There is no indication whether Iran or Iraq will agree to the Security Council request for even a temporary cease-fire while Perez de Cuellar is in the gulf.
A diplomatic source close to the Iraqi government said he thinks that it is possible Iraq will agree to "a very temporary, limited" truce "in terms of days" to provide a better atmosphere for Perez de Cuellar's trip. But he said he doubts Iraq will agree to halt its gulf attacks for much longer unless Iran accepts a comprehensive cease-fire.
Iraq's formal response to the temporary truce proposal will probably be made known this weekend, he said.
The Reagan administration has publicly deplored the resumption of the Iraqi attacks on Iranian oil facilities and tankers and formally asked Baghdad last Saturday to halt them. However, Iraq replied that it regarded the U.S. request as "regrettable and astonishing" and would continue the raids until Iran accepts a total cease-fire.

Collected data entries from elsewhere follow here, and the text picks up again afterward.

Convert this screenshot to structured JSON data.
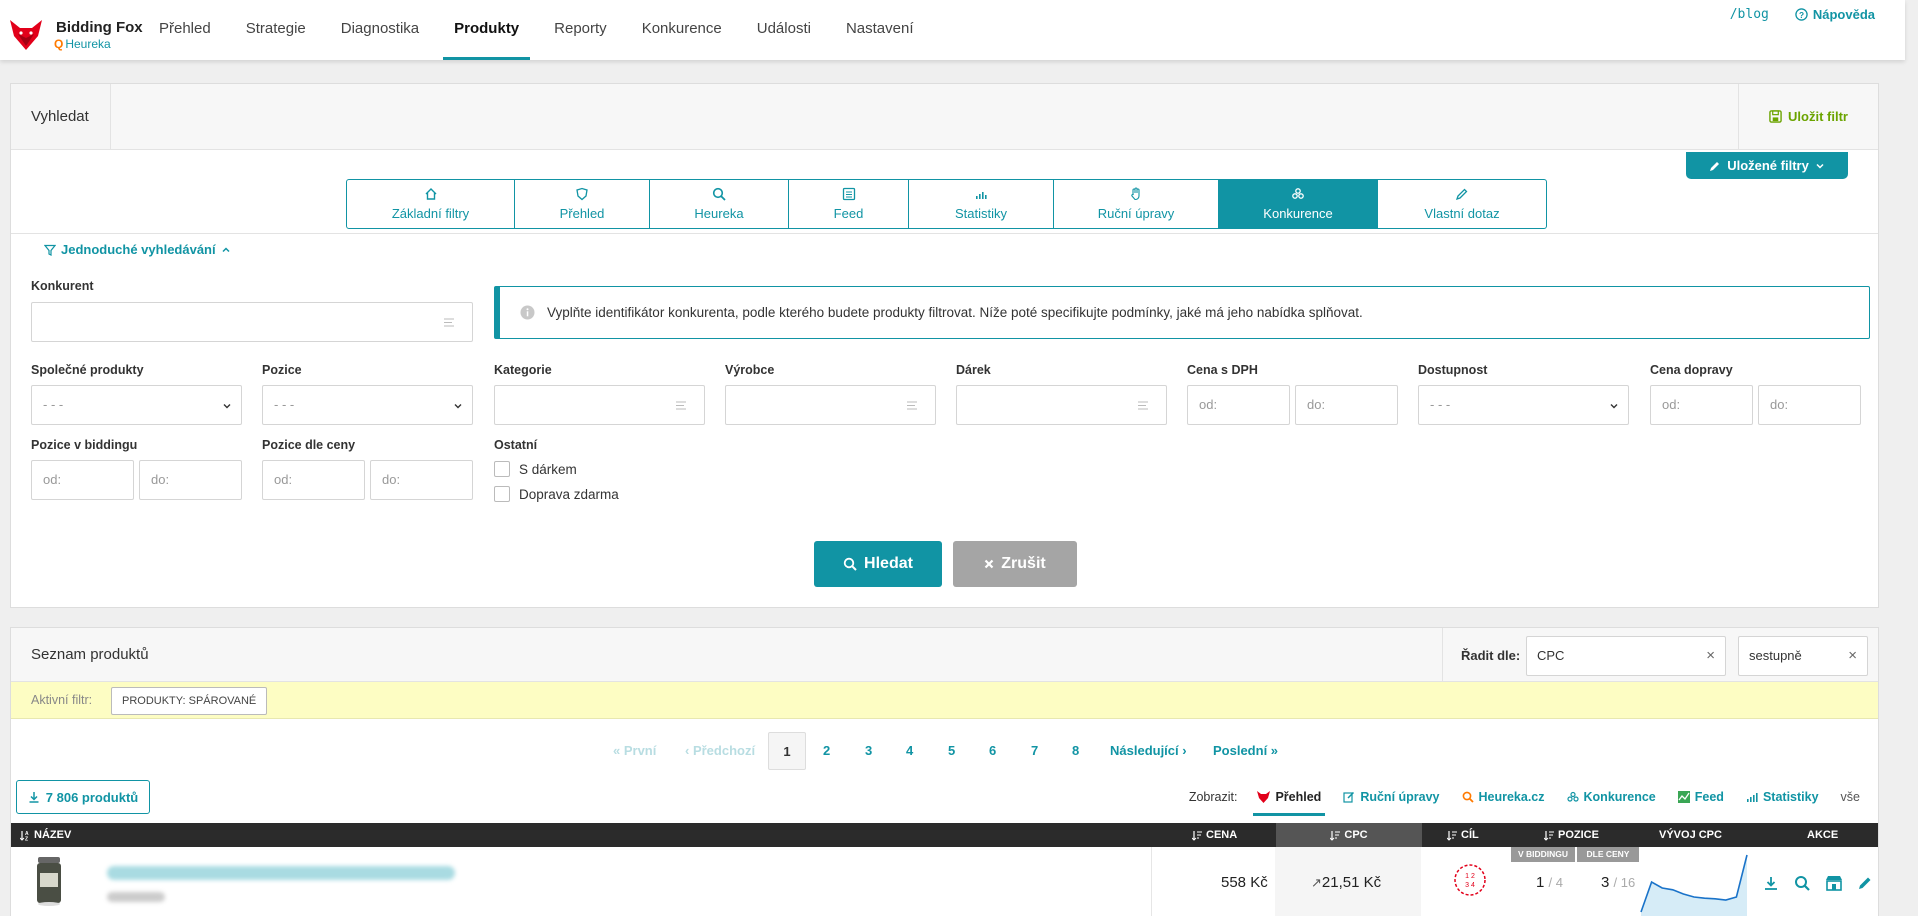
{
  "app": {
    "name": "Bidding Fox",
    "sub": "Heureka"
  },
  "nav": [
    {
      "label": "Přehled"
    },
    {
      "label": "Strategie"
    },
    {
      "label": "Diagnostika"
    },
    {
      "label": "Produkty"
    },
    {
      "label": "Reporty"
    },
    {
      "label": "Konkurence"
    },
    {
      "label": "Události"
    },
    {
      "label": "Nastavení"
    }
  ],
  "top_right": {
    "blog": "/blog",
    "help": "Nápověda"
  },
  "search": {
    "title": "Vyhledat",
    "save_filter": "Uložit filtr",
    "saved_filters": "Uložené filtry",
    "tabs": [
      {
        "label": "Základní filtry"
      },
      {
        "label": "Přehled"
      },
      {
        "label": "Heureka"
      },
      {
        "label": "Feed"
      },
      {
        "label": "Statistiky"
      },
      {
        "label": "Ruční úpravy"
      },
      {
        "label": "Konkurence"
      },
      {
        "label": "Vlastní dotaz"
      }
    ],
    "simple": "Jednoduché vyhledávání",
    "competitor_label": "Konkurent",
    "info": "Vyplňte identifikátor konkurenta, podle kterého budete produkty filtrovat. Níže poté specifikujte podmínky, jaké má jeho nabídka splňovat.",
    "labels": {
      "common": "Společné produkty",
      "position": "Pozice",
      "category": "Kategorie",
      "maker": "Výrobce",
      "gift": "Dárek",
      "price_vat": "Cena s DPH",
      "availability": "Dostupnost",
      "shipping": "Cena dopravy",
      "pos_bidding": "Pozice v biddingu",
      "pos_price": "Pozice dle ceny",
      "other": "Ostatní"
    },
    "select_placeholder": "- - -",
    "from": "od:",
    "to": "do:",
    "checkbox_gift": "S dárkem",
    "checkbox_free": "Doprava zdarma",
    "btn_search": "Hledat",
    "btn_cancel": "Zrušit"
  },
  "list": {
    "title": "Seznam produktů",
    "sort_label": "Řadit dle:",
    "sort_by": "CPC",
    "sort_dir": "sestupně",
    "active_filter_label": "Aktivní filtr:",
    "active_filter_tag": "PRODUKTY: SPÁROVANÉ",
    "pager": {
      "first": "První",
      "prev": "Předchozí",
      "pages": [
        "1",
        "2",
        "3",
        "4",
        "5",
        "6",
        "7",
        "8"
      ],
      "next": "Následující",
      "last": "Poslední"
    },
    "count": "7 806 produktů",
    "show_label": "Zobrazit:",
    "show": [
      "Přehled",
      "Ruční úpravy",
      "Heureka.cz",
      "Konkurence",
      "Feed",
      "Statistiky",
      "vše"
    ],
    "columns": {
      "name": "NÁZEV",
      "price": "CENA",
      "cpc": "CPC",
      "target": "CÍL",
      "position": "POZICE",
      "trend": "VÝVOJ CPC",
      "actions": "AKCE"
    },
    "subcolumns": {
      "bidding": "V BIDDINGU",
      "by_price": "DLE CENY"
    },
    "row": {
      "price": "558 Kč",
      "cpc": "21,51 Kč",
      "target_digits": "1 2 3 4",
      "pos_bidding": "1",
      "pos_bidding_total": "/ 4",
      "pos_price": "3",
      "pos_price_total": "/ 16",
      "cpc_trend": [
        0.05,
        0.55,
        0.45,
        0.42,
        0.35,
        0.3,
        0.28,
        0.27,
        0.25,
        0.3,
        1.0
      ]
    }
  },
  "colors": {
    "accent": "#1194a4",
    "save": "#6ba400",
    "orange": "#ff7a00",
    "red": "#e2001a"
  }
}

Yesterday, Iraq's ambassador here, Nizar Hamdoon, told Washington Post editors and reporters that the administration has put no serious pressure on his government to end its gulf attacks and that he thinks that the attacks have had a positive effect on diplomatic developments.
"Practically, there was more activity at the U.N. Security Council this week than the last three of four weeks," he said. "This proves our point -- whenever there are hostilities or an escalation, people get more interested."